El Málaga CF sigue hacia delante en su preparación al encuentro de este fin de semana, pero aún duele y molesta la decisión arbitral que en el partido del martes supuso que el conjunto de José Alberto saliese con un punto de El Alcoraz y no con los tres, después del gol de Genaro Rodríguez al borde del final del encuentro. Con lo disputada y competitiva que es la Segunda División, cada punto cuenta y nadie quiere que a fina de temporada haya que rememorar y jugadas como la vivida el pasado martes.

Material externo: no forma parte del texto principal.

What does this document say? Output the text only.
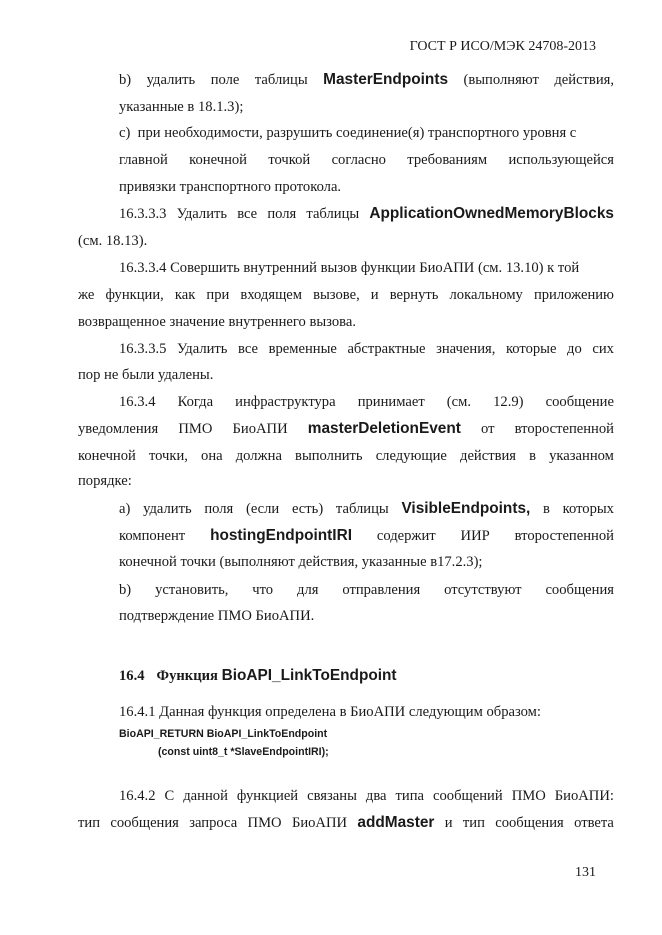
ГОСТ Р ИСО/МЭК 24708-2013
b) удалить поле таблицы MasterEndpoints (выполняют действия,
указанные в 18.1.3);
c) при необходимости, разрушить соединение(я) транспортного уровня с
главной конечной точкой согласно требованиям использующейся
привязки транспортного протокола.
16.3.3.3 Удалить все поля таблицы ApplicationOwnedMemoryBlocks
(см. 18.13).
16.3.3.4 Совершить внутренний вызов функции БиоАПИ (см. 13.10) к той
же функции, как при входящем вызове, и вернуть локальному приложению
возвращенное значение внутреннего вызова.
16.3.3.5 Удалить все временные абстрактные значения, которые до сих
пор не были удалены.
16.3.4 Когда инфраструктура принимает (см. 12.9) сообщение
уведомления ПМО БиоАПИ masterDeletionEvent от второстепенной
конечной точки, она должна выполнить следующие действия в указанном
порядке:
а) удалить поля (если есть) таблицы VisibleEndpoints, в которых
компонент hostingEndpointIRI содержит ИИР второстепенной
конечной точки (выполняют действия, указанные в17.2.3);
b) установить, что для отправления отсутствуют сообщения
подтверждение ПМО БиоАПИ.
16.4 Функция BioAPI_LinkToEndpoint
16.4.1 Данная функция определена в БиоАПИ следующим образом:
BioAPI_RETURN BioAPI_LinkToEndpoint
(const uint8_t *SlaveEndpointIRI);
16.4.2 С данной функцией связаны два типа сообщений ПМО БиоАПИ:
тип сообщения запроса ПМО БиоАПИ addMaster и тип сообщения ответа
131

Para dar la perspectiva blanquiazul de lo que ocurrió en el terreno de juego, el defensa Peybernes dio su parecer ayer en rueda de prensa de La Rosaleda. «Es una jugada que nos penaliza. Creo que la jugada puede serlo o no, pero como jugador hablando entre nosotros no sabemos bien las normas. La jugada es muy parecida a la de Mbappé. La decisión del árbitro es esa», relató el zaguero blanquiazul.

‘Pey’ insistió en que «ser árbitro es jodido», pero al final «en el momento que un jugador rival toca el balón y va hacia Genaro es gol. Creo que no molesto porque ni me ve ni lo toco. La jugada no fue así, y para mí es gol. Tampoco los jugadores del Huesca van a protestar, para todos en el campo era muy claro».

Lo curioso es que al final del choque en El Alcoraz el árbitro dijo a los jugadores malaguistas «que no sabía» bien lo que había ocurrido. «Tenemos que aceptarlo, aunque al final las normas tampoco las sabemos nosotros. Hemos pedido explicaciones, pero no nos las han dado de forma clara sobre la jugada».

Para Peybernes ese es el principal problema. «Siendo central, si me viene un balón y quiero despejar y fallo y le cae, pues bueno. Pero, ¿tengo que dejarla pasar? Hay que aclararlo todo. Si el gol de Mbappé vale, no entiendo por qué el nuestro no».

El jugador francés tuvo conversaciones posteriores al encuentro en las que debatir la jugada. «De momento en que un jugador rival toca el balón se anula el fuera de juego. Nadie protesta, todos lo tenían claro en el campo. Lo más raro era no pitar gol. La decisión es del VAR, no del árbitro», comentó.

La rabia es que para él, el encuentro ante el Huesca, fuera de casa, «era un partido para dar un golpe sobre la mesa» y cree que el equipo tuvo una buena segunda mitad. «Hicimos bien las cosas y la jugada llegó al final del partido. En la segunda mitad lo hemos hecho todo para ganar el partido. Te vas con la sensación de perder dos puntos»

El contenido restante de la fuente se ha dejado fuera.